Access statistics

Started by Jan Wieckover 24 years ago13 messages
#1Jan Wieck
JanWieck@Yahoo.com

One more feature for discussion :-)

In the next couple of hours (at least tomorrow) I would be
ready to commit the backend changes for table-/index-access
statistics and current backend activity views.

Should I apply the patches or provide a separate patch for
review first?

Jan

--

#======================================================================#
# It's easier to get forgiveness for being wrong than for being right. #
# Let's break this rule - forgive me. #
#================================================== JanWieck@Yahoo.com #

_________________________________________________________
Do You Yahoo!?
Get your free @yahoo.com address at http://mail.yahoo.com

#2Tom Lane
tgl@sss.pgh.pa.us
In reply to: Jan Wieck (#1)
Re: Access statistics

Jan Wieck <JanWieck@Yahoo.com> writes:

In the next couple of hours (at least tomorrow) I would be
ready to commit the backend changes for table-/index-access
statistics and current backend activity views.
Should I apply the patches or provide a separate patch for
review first?

Considering that you've not offered any detailed information about
what you plan to do (AFAIR), a patch for review first would be polite ...

regards, tom lane

#3Bruce Momjian
pgman@candle.pha.pa.us
In reply to: Jan Wieck (#1)
Re: Access statistics

One more feature for discussion :-)

In the next couple of hours (at least tomorrow) I would be
ready to commit the backend changes for table-/index-access
statistics and current backend activity views.

Should I apply the patches or provide a separate patch for
review first?

I like doing a cvs diff -c and throwing the patch to PATCHES just before
commit. That way, people can see may changes easier and find problems.
Of course, if I am at all unsure, I post to patches and wait 2 days.

-- 
  Bruce Momjian                        |  http://candle.pha.pa.us
  pgman@candle.pha.pa.us               |  (610) 853-3000
  +  If your life is a hard drive,     |  830 Blythe Avenue
  +  Christ can be your backup.        |  Drexel Hill, Pennsylvania 19026
#4Jan Wieck
JanWieck@Yahoo.com
In reply to: Tom Lane (#2)
Re: Access statistics

Tom Lane wrote:

Jan Wieck <JanWieck@Yahoo.com> writes:

In the next couple of hours (at least tomorrow) I would be
ready to commit the backend changes for table-/index-access
statistics and current backend activity views.
Should I apply the patches or provide a separate patch for
review first?

Considering that you've not offered any detailed information about
what you plan to do (AFAIR), a patch for review first would be polite ...
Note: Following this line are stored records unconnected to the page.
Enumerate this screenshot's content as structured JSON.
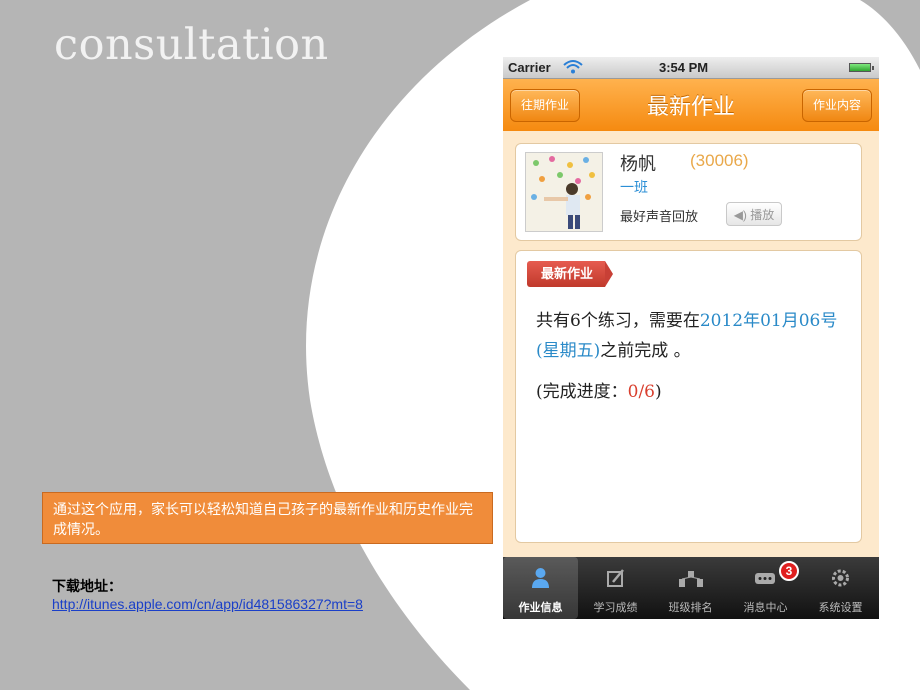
{
  "slide": {
    "title": "consultation",
    "callout": "通过这个应用，家长可以轻松知道自己孩子的最新作业和历史作业完成情况。",
    "download_label": "下载地址：",
    "download_url": "http://itunes.apple.com/cn/app/id481586327?mt=8"
  },
  "status_bar": {
    "carrier": "Carrier",
    "time": "3:54 PM"
  },
  "nav": {
    "left_button": "往期作业",
    "title": "最新作业",
    "right_button": "作业内容"
  },
  "profile": {
    "name": "杨帆",
    "id": "(30006)",
    "class": "一班",
    "best_voice_label": "最好声音回放",
    "play_button": "播放"
  },
  "homework": {
    "tag": "最新作业",
    "text_prefix": "共有6个练习，需要在",
    "due_date": "2012年01月06号(星期五)",
    "text_suffix": "之前完成 。",
    "progress_label": "(完成进度：",
    "progress_value": "0/6",
    "progress_close": ")"
  },
  "tabbar": {
    "tabs": [
      {
        "label": "作业信息",
        "icon": "person-icon"
      },
      {
        "label": "学习成绩",
        "icon": "edit-icon"
      },
      {
        "label": "班级排名",
        "icon": "ranking-icon"
      },
      {
        "label": "消息中心",
        "icon": "message-icon"
      },
      {
        "label": "系统设置",
        "icon": "gear-icon"
      }
    ],
    "message_badge": "3"
  },
  "colors": {
    "accent": "#f58a10",
    "callout": "#f08c3a",
    "tag": "#c0392b",
    "link": "#1a3fc8"
  }
}
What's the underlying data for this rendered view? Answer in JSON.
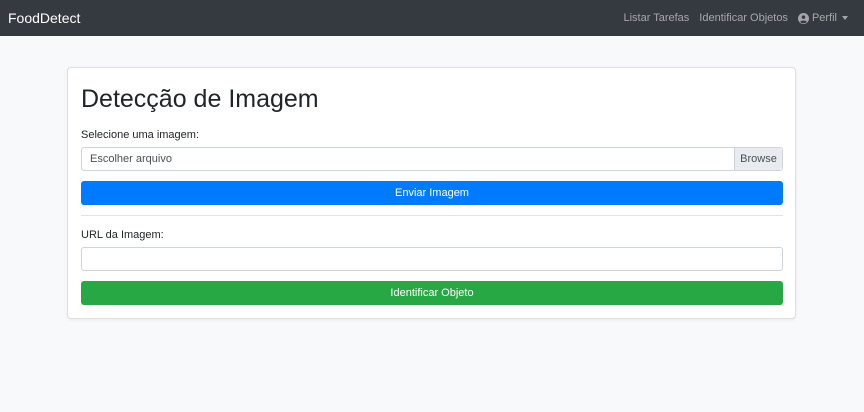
{
  "navbar": {
    "brand": "FoodDetect",
    "links": [
      "Listar Tarefas",
      "Identificar Objetos"
    ],
    "profile_label": "Perfil",
    "profile_icon": "user-circle-icon"
  },
  "card": {
    "title": "Detecção de Imagem",
    "file_label": "Selecione uma imagem:",
    "file_placeholder": "Escolher arquivo",
    "browse_label": "Browse",
    "upload_button": "Enviar Imagem",
    "url_label": "URL da Imagem:",
    "url_value": "",
    "identify_button": "Identificar Objeto"
  },
  "colors": {
    "navbar_bg": "#343a40",
    "primary": "#007bff",
    "success": "#28a745",
    "page_bg": "#f8f9fa"
  }
}
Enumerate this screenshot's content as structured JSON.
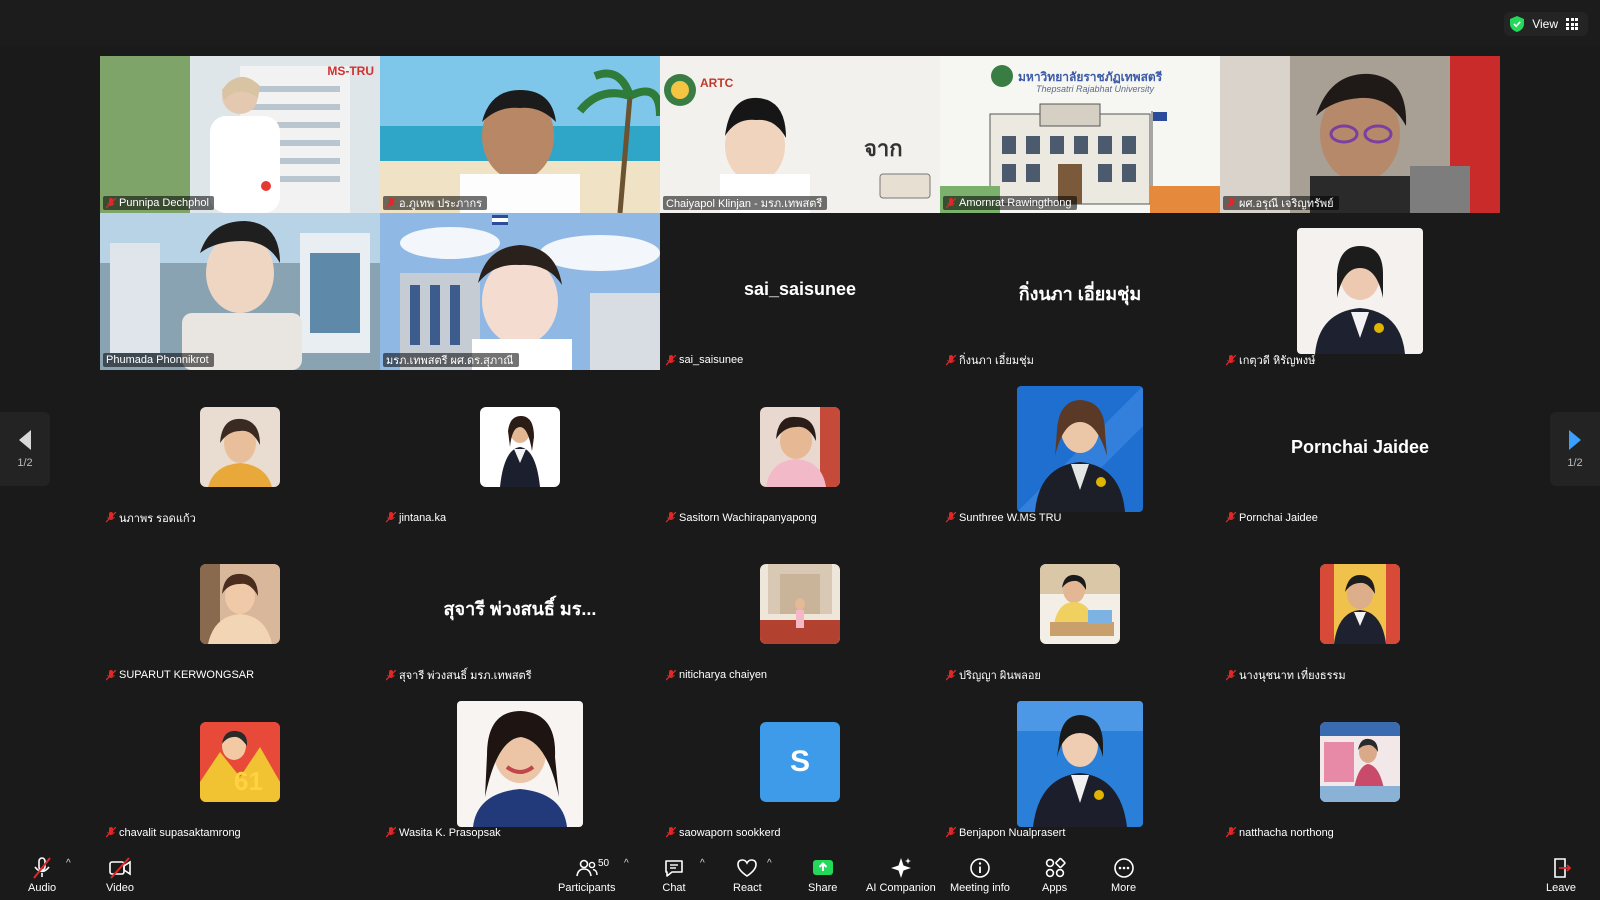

We had that discussion a couple of weeks ago down to if it's
better to use UNIX or INET domain UDP sockets. But I expected
it not to be detailed enough for our current quality level
:-)

It's incomplete anyway since the per database configuration
in pg_database is missing and some other details I need to
tidy up. So I'll wrap up a patch tomorrow.

Jan

--

#======================================================================#
# It's easier to get forgiveness for being wrong than for being right. #
# Let's break this rule - forgive me. #
#================================================== JanWieck@Yahoo.com #

_________________________________________________________
Do You Yahoo!?
Get your free @yahoo.com address at http://mail.yahoo.com

#5Peter Eisentraut
peter_e@gmx.net
In reply to: Jan Wieck (#1)
Re: Access statistics

Jan Wieck writes:

In the next couple of hours (at least tomorrow) I would be
ready to commit the backend changes for table-/index-access
statistics and current backend activity views.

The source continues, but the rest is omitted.